Smith & Nephew has long limped behind its rivals, with the shares delivering a negative total return of 30 per cent in the past five years, compared with an 85 per cent rise in its London-listed rival Convatec. No doubt shareholders are therefore cheering the arrival of Cevian, an activist investor that has built a 5 per cent stake in the business.
The 168-year-old medical device and equipment supplier has frustrated investors: over the past decade, revenues have grown at a compound growth rate of just 2 per cent, margins have fallen and returns have been dismal. There has been a merry-go-round of different management teams, and persistent weakness in its share price has prompted speculation that it could be vulnerable to a takeover. So will Cevian usher in a new era of success?
S&N has three main businesses, the largest of which is orthopaedics, where it mostly sells hip and knee replacements. Its second largest is its sports medicine and ear, nose and throat division, which sells products for joint repair, especially from sports-related injuries, as well as technologies to help with keyhole surgery. The advanced wound management segment sells treatments for chronic wounds resulting from diabetes, venous disease and surgery.
Orthopaedics accounts for about two fifths of the group’s $5.5 billion annual revenue and has around a tenth of the market share for hip and knee implants. But it has struggled since the pandemic, when hospitals prioritised Covid patients over surgeries such as hip operations. Meanwhile, its competitors are much larger, with its biggest three rivals in the sector accounting for about three quarters of the market share between them. Deepak Nath, the S&N chief executive, who took over in April 2022, has been focused on fixing execution and supply chain issues within the group. Nath, who is based in the US, set out a 12-point turnaround plan two years ago designed to reduce overdue orders, launch new products and improve productivity.
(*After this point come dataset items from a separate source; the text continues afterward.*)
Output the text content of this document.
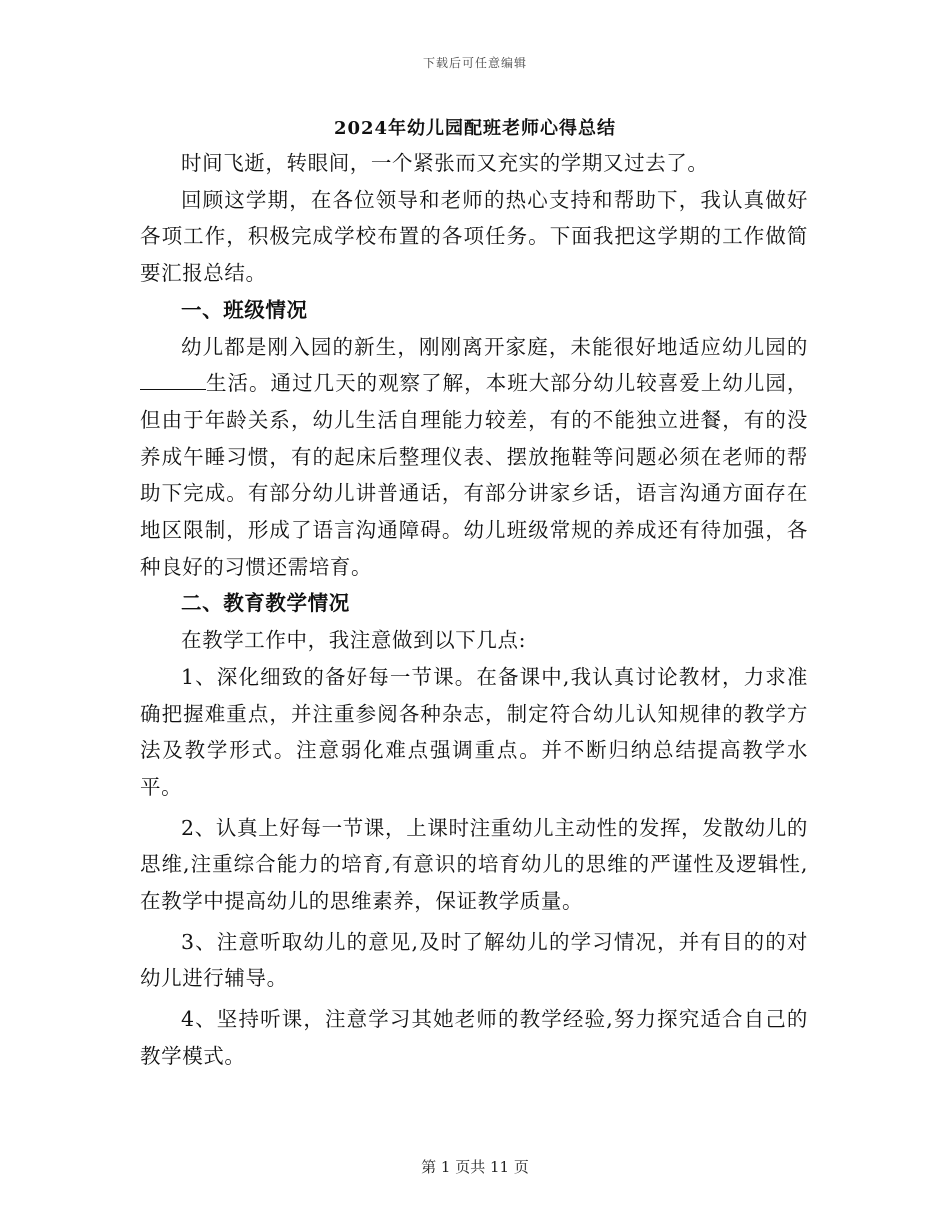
下载后可任意编辑
2024年幼儿园配班老师心得总结

时间飞逝，转眼间，一个紧张而又充实的学期又过去了。

回顾这学期，在各位领导和老师的热心支持和帮助下，我认真做好各项工作，积极完成学校布置的各项任务。下面我把这学期的工作做简要汇报总结。

一、班级情况

幼儿都是刚入园的新生，刚刚离开家庭，未能很好地适应幼儿园的生活。通过几天的观察了解，本班大部分幼儿较喜爱上幼儿园，但由于年龄关系，幼儿生活自理能力较差，有的不能独立进餐，有的没养成午睡习惯，有的起床后整理仪表、摆放拖鞋等问题必须在老师的帮助下完成。有部分幼儿讲普通话，有部分讲家乡话，语言沟通方面存在地区限制，形成了语言沟通障碍。幼儿班级常规的养成还有待加强，各种良好的习惯还需培育。

二、教育教学情况

在教学工作中，我注意做到以下几点:

1、深化细致的备好每一节课。在备课中,我认真讨论教材，力求准确把握难重点，并注重参阅各种杂志，制定符合幼儿认知规律的教学方法及教学形式。注意弱化难点强调重点。并不断归纳总结提高教学水平。

2、认真上好每一节课，上课时注重幼儿主动性的发挥，发散幼儿的思维,注重综合能力的培育,有意识的培育幼儿的思维的严谨性及逻辑性,在教学中提高幼儿的思维素养，保证教学质量。

3、注意听取幼儿的意见,及时了解幼儿的学习情况，并有目的的对幼儿进行辅导。

4、坚持听课，注意学习其她老师的教学经验,努力探究适合自己的教学模式。

第 1 页共 11 页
Almost half its growth last year came from products launched in the past five years, which management has argued shows that its innovation is working. Overall the group is now targeting underlying revenue growth of consistently above 5 per cent and a trading profit margin of at least 20 per cent next year.
So far, however, progress on its bottom line has been very slow — its trading profit margin stood at 17.5 per cent last year, up only slightly from 17.3 cent the year prior.
Without faster progress, calls for a break-up may re-emerge. The activist American investor Elliott is said to have pushed for a break-up of S&N in 2017 — today the group is still trading at a discount to its peers, by about 10 per cent to its rivals in orthopaedics and 15 per cent to wound care companies, according to analysts at the broker Berenberg.
There is much to be said for a simplification of the business — in the past five years alone S&N has racked up $750 million of restructuring costs, and corporate costs of $403 million last year exceeded $398 million profits from the orthopaedics division.
But Cevian has said it thinks S&N is a “fundamentally attractive business” as it already stands and will likely focus on improving the performance of each segment rather than pushing for a break-up.